Cardizem Retard · Cardizem Unotard · Coramil
La forme intermédiaire de la famille des inhibiteurs calciques : il freine le nœud auriculo-ventriculaire comme le vérapamil, mais avec un effet inotrope négatif moindre, une vasodilatation plus marquée et moins de constipation. Les présentations cardiologiques ont été retirées du marché dans les pays nordiques en 2025 — seule la pommade rectale y reste enregistrée — de sorte que les formes orale et intraveineuse y relèvent d'une autorisation d'accès dérogatoire. Le vérapamil ou un bêtabloquant y constituent donc en pratique le premier choix pour le ralentissement de la fréquence.
Contre-indiqué dans l'insuffisance cardiaque à fraction d'éjection abaissée, en cas de bloc auriculo-ventriculaire II–III sans stimulateur, de maladie du sinus et de fibrillation atriale avec préexcitation (WPW) — le blocage nodal peut accélérer la conduction dans la voie accessoire et déclencher une fibrillation ventriculaire. L'association à un bêtabloquant, surtout par voie intraveineuse, expose à une bradycardie sévère et à l'asystolie.

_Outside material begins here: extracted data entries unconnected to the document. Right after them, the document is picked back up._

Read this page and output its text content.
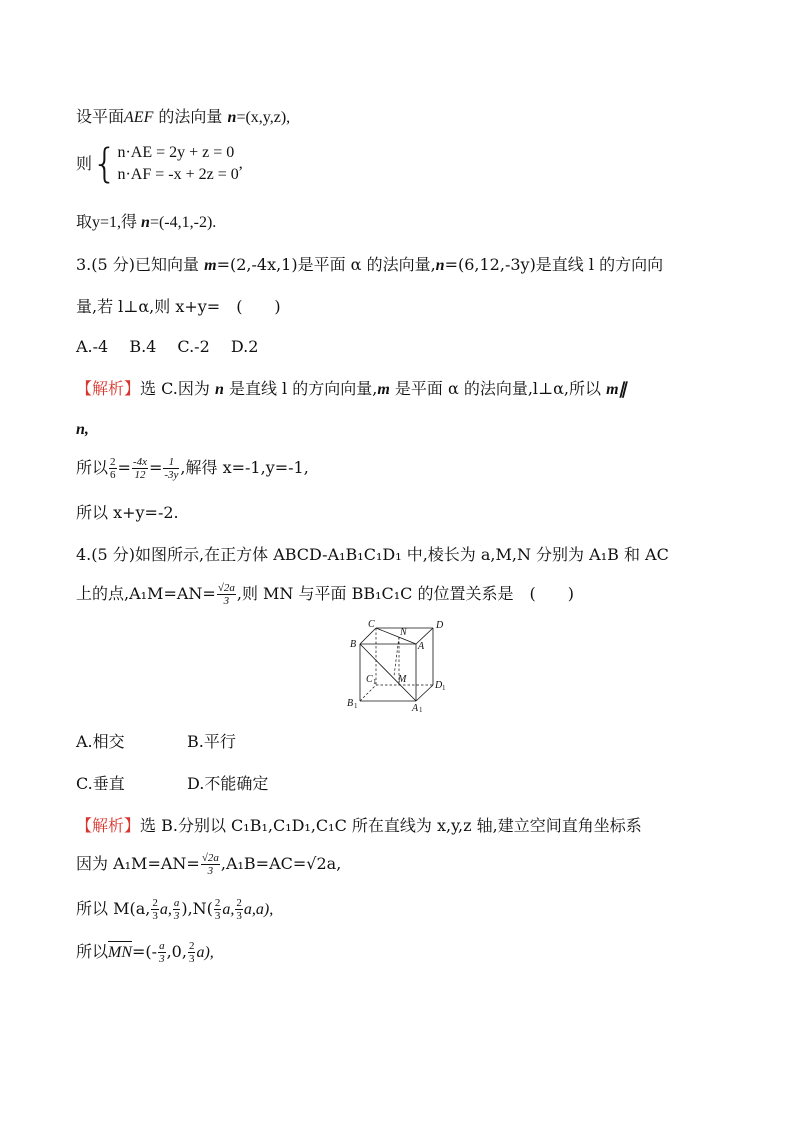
设平面AEF 的法向量 n=(x,y,z),
则{ n·AE = 2y + z = 0
n·AF = -x + 2z = 0
,
取y=1,得 n=(-4,1,-2).
3.(5 分)已知向量 m=(2,-4x,1)是平面 α 的法向量,n=(6,12,-3y)是直线 l 的方向向
量,若 l⊥α,则 x+y=　(　　)
A.-4　 B.4　 C.-2　 D.2
【解析】选 C.因为 n 是直线 l 的方向向量,m 是平面 α 的法向量,l⊥α,所以 m∥
n,
所以 $\frac{2}{6} = \frac{-4x}{12} = \frac{1}{-3y}$ ,解得 x=-1,y=-1,
所以 x+y=-2.
4.(5 分)如图所示,在正方体 ABCD-A₁B₁C₁D₁ 中,棱长为 a,M,N 分别为 A₁B 和 AC
上的点$,A_1M=AN= \frac{√2a}{3}$ ,则 MN 与平面 BB₁C₁C 的位置关系是　(　　)
C
N
D
B	A
C 1 M
D 1
B 1	A 1
A.相交	B.平行
C.垂直	D.不能确定
【解析】选 B.分别以 C₁B₁,C₁D₁,C₁C 所在直线为 x,y,z 轴,建立空间直角坐标系
因为 $A_1M=AN= \frac{√2a}{3} ,A_1B=AC=√2a$,
所以 M(a, $\frac{2}{3} a$, $\frac{a}{3} ),N( \frac{2}{3} a$, $\frac{2}{3} a,a$),
所以$MN=(- \frac{a}{3} ,0$, $\frac{2}{3} a$),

| Indication | Schéma | Commentaire |
|---|---|---|
| Ralentissement aigu de la fréquence en fibrillation atriale | 0,25 mg/kg IV en 2 minutes, à renouveler à 0,35 mg/kg après 15 minutes | seulement si QRS fin, sans préexcitation et avec fraction d'éjection conservée |
| Poursuite du ralentissement de la fréquence | Perfusion IV de 5–15 mg/heure, titrée sur la fréquence ventriculaire | la forme intraveineuse n'est pas commercialisée dans les pays nordiques et y relève d'un accès dérogatoire |
| Ralentissement de la fréquence, entretien par voie orale | 180–360 mg par jour en forme à libération prolongée | titrer sur la fréquence de repos |
| Angor, y compris vasospastique | 180–360 mg par jour en forme à libération prolongée | l'indication la mieux documentée pour le diltiazem |
| Hypertension artérielle | 180–360 mg par jour en forme à libération prolongée | rarement un premier choix dans les pays nordiques |
Aucune adaptation posologique établie — seuls quelques pour cent sont éliminés inchangés par le rein. Surveiller la fréquence cardiaque et la pression artérielle en cas d'insuffisance rénale marquée. Non épuré par l'hémodialyse.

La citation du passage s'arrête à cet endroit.